Лотта тоже приводила себя в порядок, подтягивая лиф и расправляя юбки с неподражаемым спокойствием, словно для нее подобные выходки были обычным делом. Когда она повернулась к Эвану, бесстрастная маска опытной куртизанки застыла на ее лице. Она вежливо улыбнулась ему как чужому.

— Я надеюсь, вы получили удовольствие, милорд? — осведомилась она лишенным выражения голосом.

— Я… — начал было Эван, но от растерянности не смог найти нужных слов.

Да, ему удалось добиться желаемого. Уже сейчас крылатая молва разносит во все концы города слухи о возмутительном поведении и полном бесстыдстве его и его любовницы. Каждый волен был дорисовать в своем воображении картину происходящего позже за опущенными шторами. Завтра все без исключения будут говорить только об этом. Ему удалось вызвать настоящую бурю сплетен, причем Лотта сыграла свою роль в точности так, как ему хотелось.

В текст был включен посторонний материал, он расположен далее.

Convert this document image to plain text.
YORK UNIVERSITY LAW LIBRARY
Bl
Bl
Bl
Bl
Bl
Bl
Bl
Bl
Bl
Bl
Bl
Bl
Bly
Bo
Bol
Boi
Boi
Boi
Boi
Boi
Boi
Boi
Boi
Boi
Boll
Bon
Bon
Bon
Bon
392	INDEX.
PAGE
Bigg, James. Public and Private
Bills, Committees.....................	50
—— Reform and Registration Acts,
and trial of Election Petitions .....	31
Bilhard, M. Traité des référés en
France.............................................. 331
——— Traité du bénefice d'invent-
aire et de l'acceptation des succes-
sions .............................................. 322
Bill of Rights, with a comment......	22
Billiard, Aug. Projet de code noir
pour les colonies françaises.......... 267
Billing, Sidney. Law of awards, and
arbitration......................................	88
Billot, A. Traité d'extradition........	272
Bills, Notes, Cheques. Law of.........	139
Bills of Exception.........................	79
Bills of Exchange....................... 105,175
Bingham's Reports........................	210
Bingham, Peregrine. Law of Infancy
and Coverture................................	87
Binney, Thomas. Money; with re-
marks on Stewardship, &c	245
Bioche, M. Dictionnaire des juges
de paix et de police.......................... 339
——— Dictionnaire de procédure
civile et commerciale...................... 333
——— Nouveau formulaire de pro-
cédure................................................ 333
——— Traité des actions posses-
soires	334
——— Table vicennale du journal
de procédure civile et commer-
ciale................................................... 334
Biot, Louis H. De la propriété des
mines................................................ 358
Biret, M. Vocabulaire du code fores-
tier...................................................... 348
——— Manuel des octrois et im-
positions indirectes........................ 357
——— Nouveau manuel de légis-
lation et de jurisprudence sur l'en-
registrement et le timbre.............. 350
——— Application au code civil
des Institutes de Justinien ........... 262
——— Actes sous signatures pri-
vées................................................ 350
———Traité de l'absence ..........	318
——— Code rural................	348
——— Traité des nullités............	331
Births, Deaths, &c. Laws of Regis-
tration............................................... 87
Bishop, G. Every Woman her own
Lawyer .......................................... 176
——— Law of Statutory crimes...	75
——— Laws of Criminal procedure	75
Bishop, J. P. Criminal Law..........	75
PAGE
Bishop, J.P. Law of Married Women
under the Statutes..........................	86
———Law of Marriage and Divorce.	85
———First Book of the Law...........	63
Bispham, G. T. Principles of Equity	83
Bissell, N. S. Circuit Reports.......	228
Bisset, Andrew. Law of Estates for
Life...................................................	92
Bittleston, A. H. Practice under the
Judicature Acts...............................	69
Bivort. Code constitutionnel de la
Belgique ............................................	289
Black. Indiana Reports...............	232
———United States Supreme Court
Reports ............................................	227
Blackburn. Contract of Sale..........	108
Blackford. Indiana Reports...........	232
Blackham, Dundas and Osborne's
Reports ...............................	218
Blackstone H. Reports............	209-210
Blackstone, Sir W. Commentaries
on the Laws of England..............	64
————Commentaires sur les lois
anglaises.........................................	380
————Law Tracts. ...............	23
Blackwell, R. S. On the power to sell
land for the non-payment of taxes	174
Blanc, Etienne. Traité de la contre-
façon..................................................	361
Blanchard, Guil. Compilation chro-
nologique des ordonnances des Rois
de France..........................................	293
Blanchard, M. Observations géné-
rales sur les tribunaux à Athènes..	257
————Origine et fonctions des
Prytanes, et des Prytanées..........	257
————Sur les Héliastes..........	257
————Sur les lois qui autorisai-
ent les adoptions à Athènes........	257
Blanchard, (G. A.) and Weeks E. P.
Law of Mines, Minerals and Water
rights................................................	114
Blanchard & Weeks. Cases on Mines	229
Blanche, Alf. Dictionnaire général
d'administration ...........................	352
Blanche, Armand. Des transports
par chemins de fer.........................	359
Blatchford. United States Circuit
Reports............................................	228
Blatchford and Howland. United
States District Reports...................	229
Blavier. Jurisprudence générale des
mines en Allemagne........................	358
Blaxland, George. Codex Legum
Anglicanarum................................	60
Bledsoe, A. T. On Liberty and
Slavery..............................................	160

Более того, произошло физическое совокупление, практически лишенное эмоций, — это как раз то, над чем он размышлял со времени их первой встречи. Его охватило влечение, а Лотта повела себя услужливо, как и полагается идеальной любовнице, удовлетворив физические потребности и оставив в покое его душу.

Почему же он чувствует себя обманутым? Почему хочет сжать ее в объятиях и целовать до тех пор, пока она не расслабится, доверившись ему, не разделит с ним страсть и желание. Как получилось, что теперь, когда все идет в соответствии с его желаниями, ему хочется вернуть прежнюю Лотту? Несмотря на полное удовлетворение, в душе осталось изнеможение, непонятное и пустое. Его ограбили, отдав при этом все!

— Я ухожу, — отрывисто произнес Эван.

Он заметил легкую тень озабоченности, которая несколько исказила выражение полной бесстрастности на ее лице.

— Вы вернетесь позже? — изысканно вежливо осведомилась Лотта.

В ее вопросе не было ничего намекающего на просьбу или желание побыть в его компании.

— Я не знаю, — буркнул он, сознавая свою грубость.

Она не упрекнула, поскольку безупречная любовница ни за что не станет осуждать мужчину.

— У меня есть апартаменты в гостинице на Рыночной площади, — добавил он. — Сегодня вечером я буду обедать там.

Он бросил на стол деньги. Монеты покатились, глухо звякнув.

— Это мне за услуги? — ровным голосом произнесла Лотта. — Ну что же, спасибо. К тому же мне не пришлось слишком утруждать себя.